Zoom Calendar and Contacts Integration with Office 365 Will No Longer Support Basic Authentication Starting September 25, 2022
On Sunday, September 25, 2022, Cornell will begin requiring that all Zoom account integrations with Office 365 calendars use the more secure OAuth 2.0 standard. This change is being made in anticipation of Microsoft’s upcoming deprecation of Basic Authentication (“Basic Auth”) on all Office 365 accounts. Basic Auth was a simpler method of connecting to email and was significantly more vulnerable to malicious attacks on Cornell NetIDs and passwords. Microsoft is phasing out Basic Auth on October 1, 2022, to significantly improve the security of all email systems and accounts.
Please note that this change specifically affects the Calendar and Contacts Integration in a user’s Zoom profile. This integration, when enabled, allows a user’s Zoom desktop client to display meetings and contacts from their Outlook calendar.
What Users Can Expect
Users who have not enabled Calendar and Contact Information in their Zoom profile will not be affected by this change.
Most users who have enabled Calendar and Contact Information should already be using the modern OAuth 2.0 method, which has been the default option for some time. These users can expect no effects when the change takes place on September 25, 2022.
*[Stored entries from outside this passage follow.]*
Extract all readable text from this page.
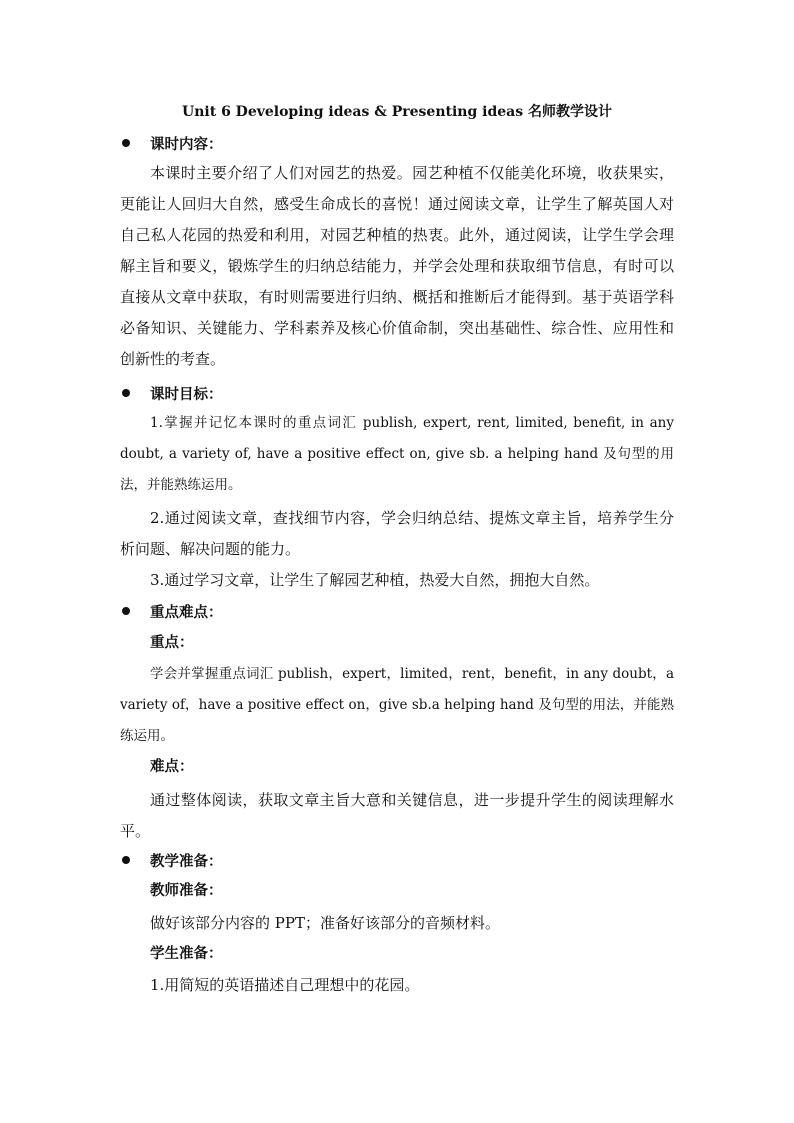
Unit 6 Developing ideas & Presenting ideas 名师教学设计
课时内容：
本课时主要介绍了人们对园艺的热爱。园艺种植不仅能美化环境，收获果实，更能让人回归大自然，感受生命成长的喜悦！通过阅读文章，让学生了解英国人对自己私人花园的热爱和利用，对园艺种植的热衷。此外，通过阅读，让学生学会理解主旨和要义，锻炼学生的归纳总结能力，并学会处理和获取细节信息，有时可以直接从文章中获取，有时则需要进行归纳、概括和推断后才能得到。基于英语学科必备知识、关键能力、学科素养及核心价值命制，突出基础性、综合性、应用性和创新性的考查。
课时目标：
1.掌握并记忆本课时的重点词汇 publish, expert, rent, limited, benefit, in any doubt, a variety of, have a positive effect on, give sb. a helping hand 及句型的用法，并能熟练运用。
2.通过阅读文章，查找细节内容，学会归纳总结、提炼文章主旨，培养学生分析问题、解决问题的能力。
3.通过学习文章，让学生了解园艺种植，热爱大自然，拥抱大自然。
重点难点：
重点：
学会并掌握重点词汇 publish，expert，limited，rent，benefit，in any doubt，a variety of，have a positive effect on，give sb.a helping hand 及句型的用法，并能熟练运用。
难点：
通过整体阅读，获取文章主旨大意和关键信息，进一步提升学生的阅读理解水平。
教学准备：
教师准备：
做好该部分内容的 PPT；准备好该部分的音频材料。
学生准备：
1.用简短的英语描述自己理想中的花园。
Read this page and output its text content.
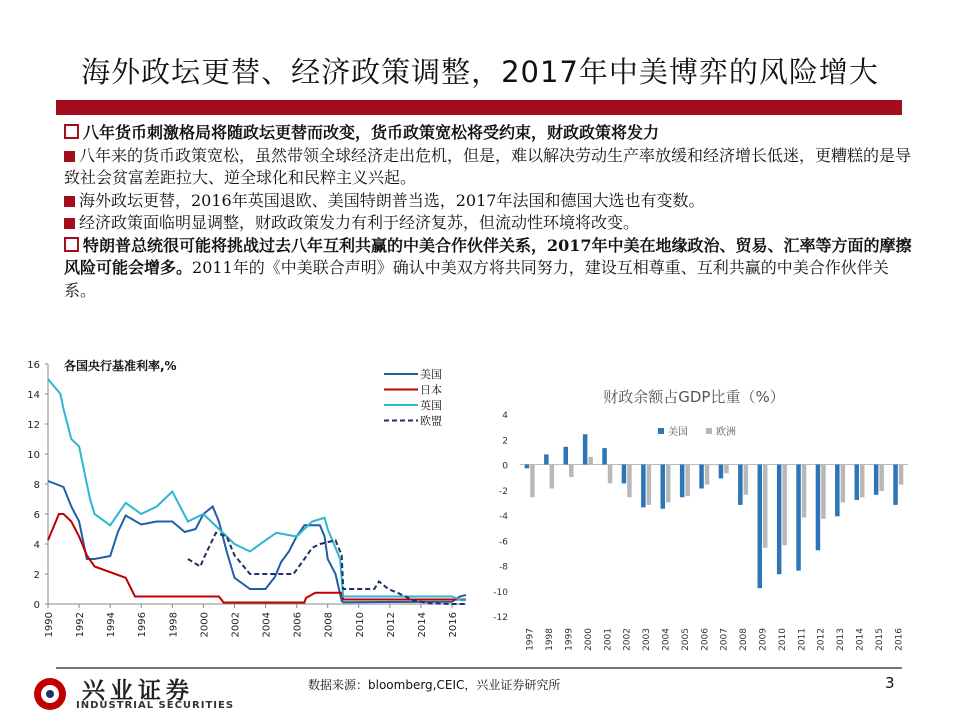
海外政坛更替、经济政策调整，2017年中美博弈的风险增大

八年货币刺激格局将随政坛更替而改变，货币政策宽松将受约束，财政政策将发力

八年来的货币政策宽松，虽然带领全球经济走出危机，但是，难以解决劳动生产率放缓和经济增长低迷，更糟糕的是导致社会贫富差距拉大、逆全球化和民粹主义兴起。

海外政坛更替，2016年英国退欧、美国特朗普当选，2017年法国和德国大选也有变数。

经济政策面临明显调整，财政政策发力有利于经济复苏，但流动性环境将改变。

特朗普总统很可能将挑战过去八年互利共赢的中美合作伙伴关系，2017年中美在地缘政治、贸易、汇率等方面的摩擦风险可能会增多。2011年的《中美联合声明》确认中美双方将共同努力，建设互相尊重、互利共赢的中美合作伙伴关系。

0
2
4
6
8
10
12
14
16
1990 1992 1994 1996 1998 2000 2002 2004 2006 2008 2010 2012 2014 2016
各国央行基准利率,%
美国
日本
英国
欧盟
财政余额占GDP比重（%）
4
2
0
-2
-4
-6
-8
-10
-12
1997 1998 1999 2000 2001 2002 2003 2004 2005 2006 2007 2008 2009 2010 2011 2012 2013 2014 2015 2016
美国	欧洲
兴业证券
INDUSTRIAL SECURITIES
数据来源：bloomberg,CEIC，兴业证券研究所	3
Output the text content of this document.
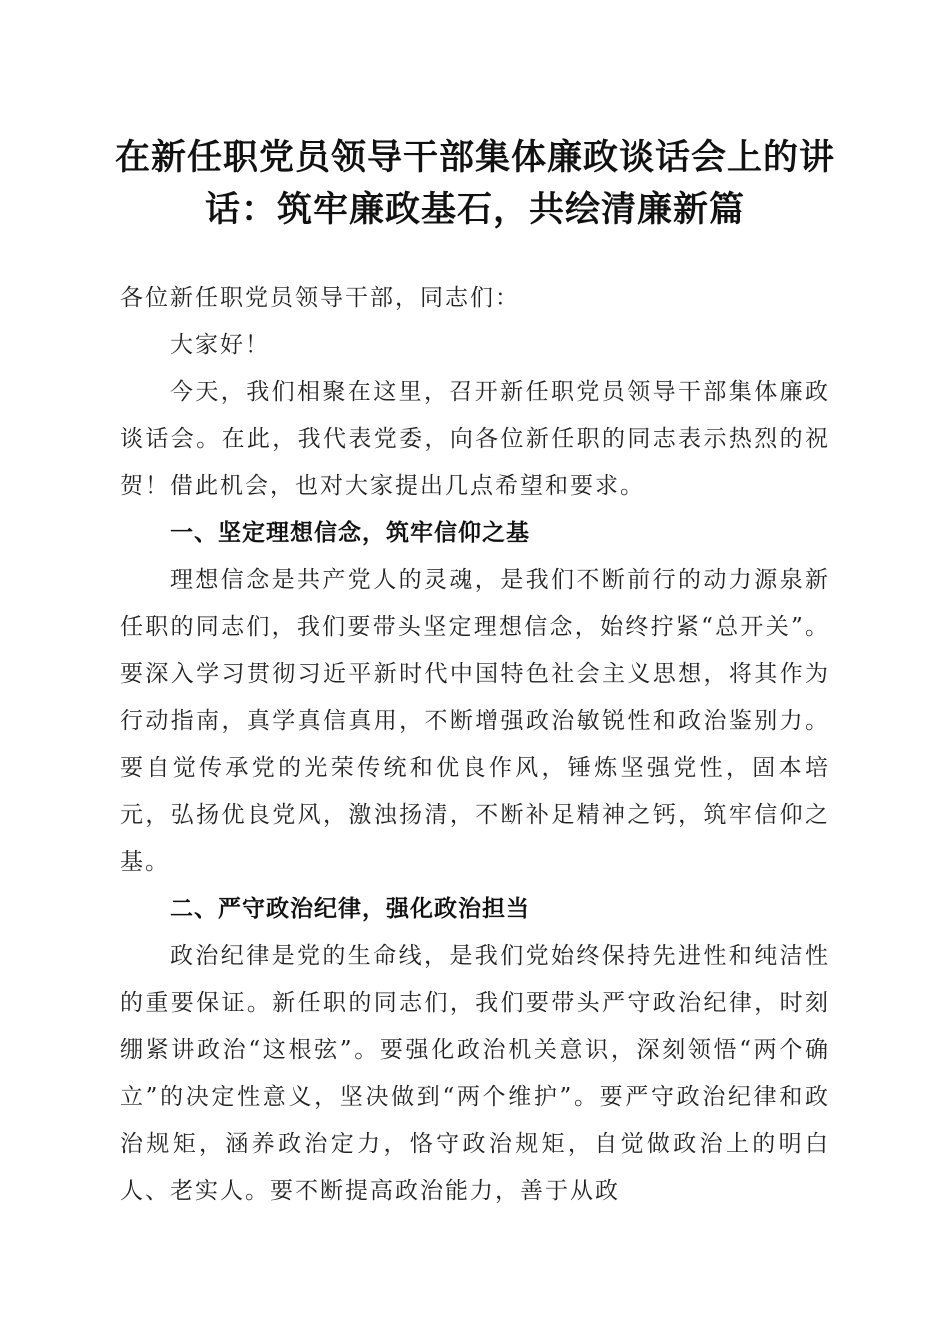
在新任职党员领导干部集体廉政谈话会上的讲话：筑牢廉政基石，共绘清廉新篇

各位新任职党员领导干部，同志们：

大家好！

今天，我们相聚在这里，召开新任职党员领导干部集体廉政谈话会。在此，我代表党委，向各位新任职的同志表示热烈的祝贺！借此机会，也对大家提出几点希望和要求。

一、坚定理想信念，筑牢信仰之基

理想信念是共产党人的灵魂，是我们不断前行的动力源泉新任职的同志们，我们要带头坚定理想信念，始终拧紧“总开关”。要深入学习贯彻习近平新时代中国特色社会主义思想，将其作为行动指南，真学真信真用，不断增强政治敏锐性和政治鉴别力。要自觉传承党的光荣传统和优良作风，锤炼坚强党性，固本培元，弘扬优良党风，激浊扬清，不断补足精神之钙，筑牢信仰之基。

二、严守政治纪律，强化政治担当

政治纪律是党的生命线，是我们党始终保持先进性和纯洁性的重要保证。新任职的同志们，我们要带头严守政治纪律，时刻绷紧讲政治“这根弦”。要强化政治机关意识，深刻领悟“两个确立”的决定性意义，坚决做到“两个维护”。要严守政治纪律和政治规矩，涵养政治定力，恪守政治规矩，自觉做政治上的明白人、老实人。要不断提高政治能力，善于从政
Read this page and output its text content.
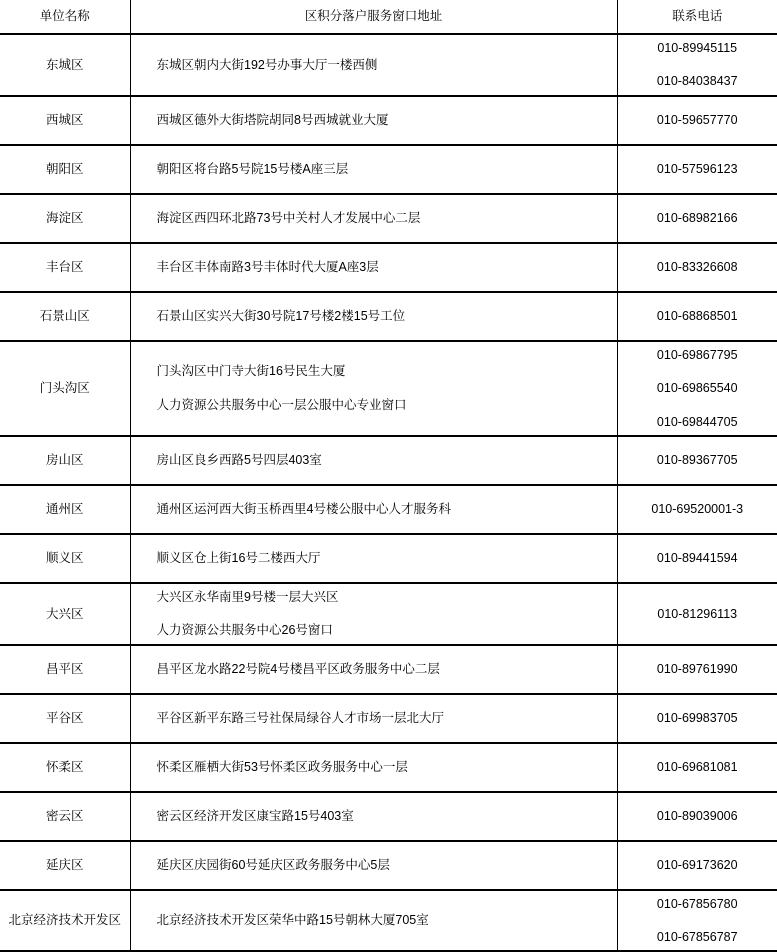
单位名称	区积分落户服务窗口地址	联系电话
东城区	东城区朝内大街192号办事大厅一楼西侧	010-89945115
010-84038437

西城区	西城区德外大街塔院胡同8号西城就业大厦	010-59657770

朝阳区	朝阳区将台路5号院15号楼A座三层	010-57596123

海淀区	海淀区西四环北路73号中关村人才发展中心二层	010-68982166

丰台区	丰台区丰体南路3号丰体时代大厦A座3层	010-83326608

石景山区	石景山区实兴大街30号院17号楼2楼15号工位	010-68868501

门头沟区	门头沟区中门寺大街16号民生大厦
人力资源公共服务中心一层公服中心专业窗口	010-69867795
010-69865540
010-69844705

房山区	房山区良乡西路5号四层403室	010-89367705

通州区	通州区运河西大街玉桥西里4号楼公服中心人才服务科	010-69520001-3

顺义区	顺义区仓上街16号二楼西大厅	010-89441594

大兴区	大兴区永华南里9号楼一层大兴区
人力资源公共服务中心26号窗口	010-81296113

昌平区	昌平区龙水路22号院4号楼昌平区政务服务中心二层	010-89761990

平谷区	平谷区新平东路三号社保局绿谷人才市场一层北大厅	010-69983705

怀柔区	怀柔区雁栖大街53号怀柔区政务服务中心一层	010-69681081

密云区	密云区经济开发区康宝路15号403室	010-89039006

延庆区	延庆区庆园街60号延庆区政务服务中心5层	010-69173620

北京经济技术开发区	北京经济技术开发区荣华中路15号朝林大厦705室	010-67856780
010-67856787
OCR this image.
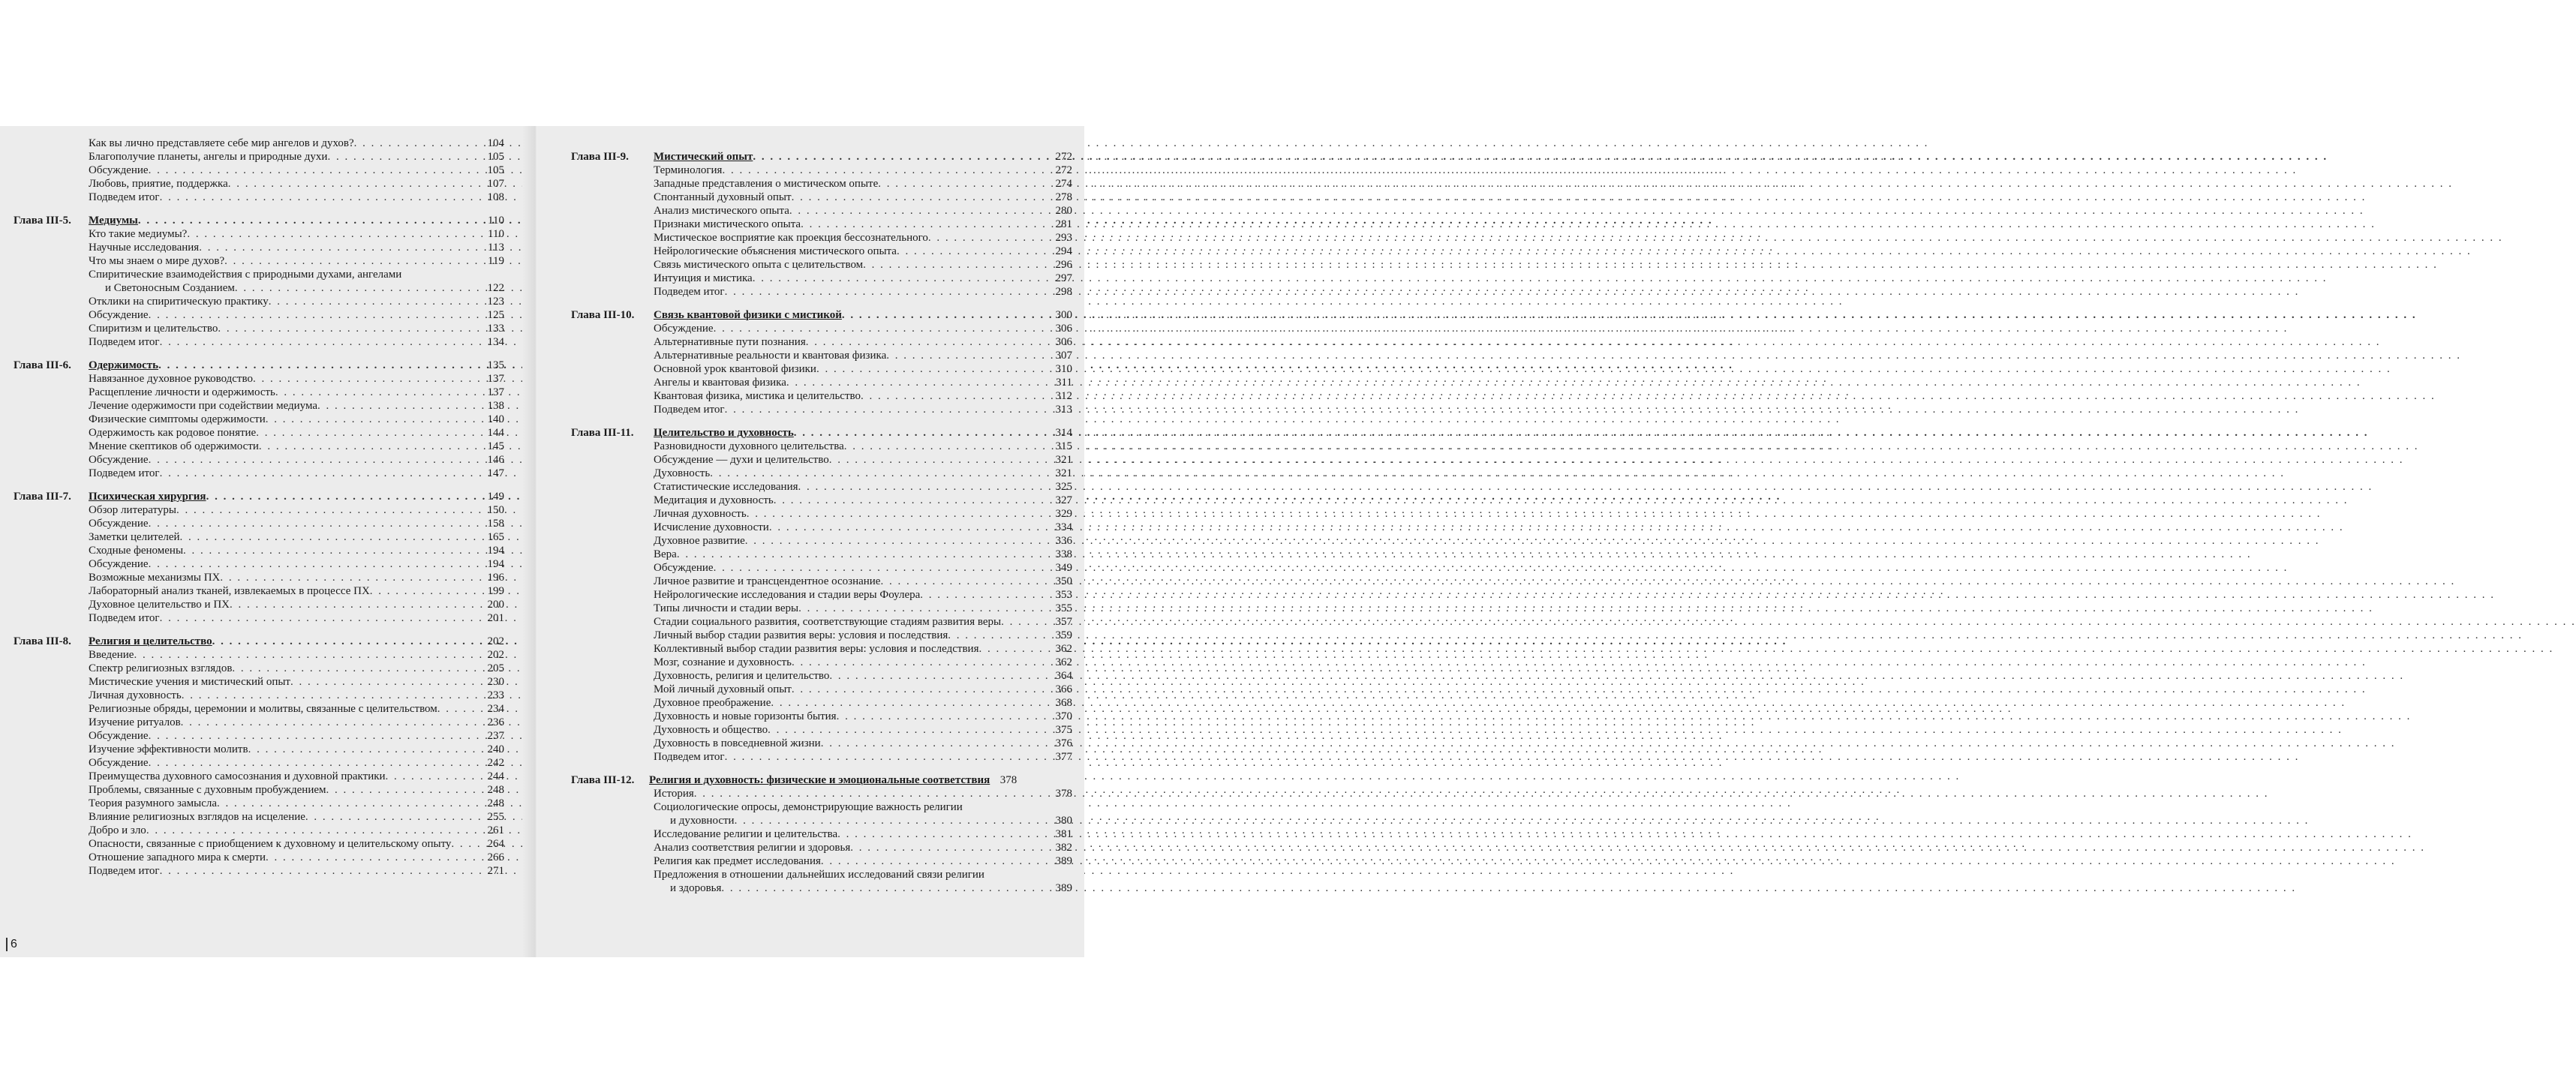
Как вы лично представляете себе мир ангелов и духов? . . .	104
Благополучие планеты, ангелы и природные духи . . .	105
Обсуждение . . .	105
Любовь, приятие, поддержка . . .	107
Подведем итог . . .	108
Глава III-5.	Медиумы . . .	110
Кто такие медиумы? . . .	110
Научные исследования . . .	113
Что мы знаем о мире духов? . . .	119
Спиритические взаимодействия с природными духами, ангелами
и Светоносным Созданием . . .	122
Отклики на спиритическую практику . . .	123
Обсуждение . . .	125
Спиритизм и целительство . . .	133
Подведем итог . . .	134
Глава III-6.	Одержимость . . .	135
Навязанное духовное руководство . . .	137
Расщепление личности и одержимость . . .	137
Лечение одержимости при содействии медиума . . .	138
Физические симптомы одержимости . . .	140
Одержимость как родовое понятие . . .	144
Мнение скептиков об одержимости . . .	145
Обсуждение . . .	146
Подведем итог . . .	147
Глава III-7.	Психическая хирургия . . .	149
Обзор литературы . . .	150
Обсуждение . . .	158
Заметки целителей . . .	165
Сходные феномены . . .	194
Обсуждение . . .	194
Возможные механизмы ПХ . . .	196
Лабораторный анализ тканей, извлекаемых в процессе ПХ . . .	199
Духовное целительство и ПХ . . .	200
Подведем итог . . .	201
Глава III-8.	Религия и целительство . . .	202
Введение . . .	202
Спектр религиозных взглядов . . .	205
Мистические учения и мистический опыт . . .	230
Личная духовность . . .	233
Религиозные обряды, церемонии и молитвы, связанные с целительством . . .	234
Изучение ритуалов . . .	236
Обсуждение . . .	237
Изучение эффективности молитв . . .	240
Обсуждение . . .	242
Преимущества духовного самосознания и духовной практики . . .	244
Проблемы, связанные с духовным пробуждением . . .	248
Теория разумного замысла . . .	248
Влияние религиозных взглядов на исцеление . . .	255
Добро и зло . . .	261
Опасности, связанные с приобщением к духовному и целительскому опыту . . .	264
Отношение западного мира к смерти . . .	266
Подведем итог . . .	271
6
Глава III-9.	Мистический опыт . . .	272
Терминология . . .	272
Западные представления о мистическом опыте . . .	274
Спонтанный духовный опыт . . .	278
Анализ мистического опыта . . .	280
Признаки мистического опыта . . .	281
Мистическое восприятие как проекция бессознательного . . .	293
Нейрологические объяснения мистического опыта . . .	294
Связь мистического опыта с целительством . . .	296
Интуиция и мистика . . .	297
Подведем итог . . .	298
Глава III-10.	Связь квантовой физики с мистикой . . .	300
Обсуждение . . .	306
Альтернативные пути познания . . .	306
Альтернативные реальности и квантовая физика . . .	307
Основной урок квантовой физики . . .	310
Ангелы и квантовая физика . . .	311
Квантовая физика, мистика и целительство . . .	312
Подведем итог . . .	313
Глава III-11.	Целительство и духовность . . .	314
Разновидности духовного целительства . . .	315
Обсуждение — духи и целительство . . .	321
Духовность . . .	321
Статистические исследования . . .	325
Медитация и духовность . . .	327
Личная духовность . . .	329
Исчисление духовности . . .	334
Духовное развитие . . .	336
Вера . . .	338
Обсуждение . . .	349
Личное развитие и трансцендентное осознание . . .	350
Нейрологические исследования и стадии веры Фоулера . . .	353
Типы личности и стадии веры . . .	355
Стадии социального развития, соответствующие стадиям развития веры . . .	357
Личный выбор стадии развития веры: условия и последствия . . .	359
Коллективный выбор стадии развития веры: условия и последствия . . .	362
Мозг, сознание и духовность . . .	362
Духовность, религия и целительство . . .	364
Мой личный духовный опыт . . .	366
Духовное преображение . . .	368
Духовность и новые горизонты бытия . . .	370
Духовность и общество . . .	375
Духовность в повседневной жизни . . .	376
Подведем итог . . .	377
Глава III-12.	Религия и духовность: физические и эмоциональные соответствия 378
История . . .	378
Социологические опросы, демонстрирующие важность религии
и духовности . . .	380
Исследование религии и целительства . . .	381
Анализ соответствия религии и здоровья . . .	382
Религия как предмет исследования . . .	389
Предложения в отношении дальнейших исследований связи религии
и здоровья . . .	389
Long-time Cornell Zoom users whose Zoom accounts predate OAuth 2.0, or users who deliberately opted not to use OAuth 2.0 when they enabled a Calendar and Contact Integration, however, are advised to proactively re-configure their Calendar and Contact Integration now to use OAuth 2.0.
After the upcoming change takes place, failing to re-configure an integration still using Basic Auth will result an error in the Zoom desktop app when the integration cannot connect with Microsoft Exchange to get calendar information. Below is an example of a typical expected error (with personal information redacted for privacy), reading Your calendar service has been disconnected from your account. The link, Configure Your Settings, will take the user to their Zoom profile to properly configure the integration.
How to Find the Calendar and Contacts Integration Option
To determine whether the Calendar and Contacts Integration is enabled and using OAuth 2.0:
- Sign into the Cornell Zoom website, https://cornell.zoom.us.
- Click Profile in the left-side menu (or, on mobile, select it from the top dropdown menu).
Scroll down to the Other section. Under the heading Calendar and Contacts Integration:
- If a button labeled Configure Calendar and Contacts Integration is present, then the integration has not yet been enabled and the upcoming change will not affect the user.
- If the Office 365 blue icon is shown next to the user’s Cornell email address, then an integration with Microsoft Office 365 has been enabled.
If an integration with Office 365 is enabled, to check whether OAuth 2.0 is being used, click Edit, choose Office 365, then click Next.
- If the checkbox Authorize with OAuth 2.0 is already checked, then the user will not be affected by the upcoming change. Click Cancel to return to the Zoom profile.
- If the checkbox Authorize with OAuth 2.0 is not checked, then check it now. The user will be prompted to select their Cornell email address, then to sign in with Cornell credentials, and finally to grant the integration permission to access their account.
- After authentication is complete, the user will be returned to their Zoom profile.
For further details on using the Zoom calendar and contacts integration feature, visit Zoom's documentation How to use the calendar integration, or How to update the Office 365 integration settings for the Zoom client.
For details on the phase-out of Basic Authentication by Microsoft, visit Basic Authentication Deprecation in Exchange Online.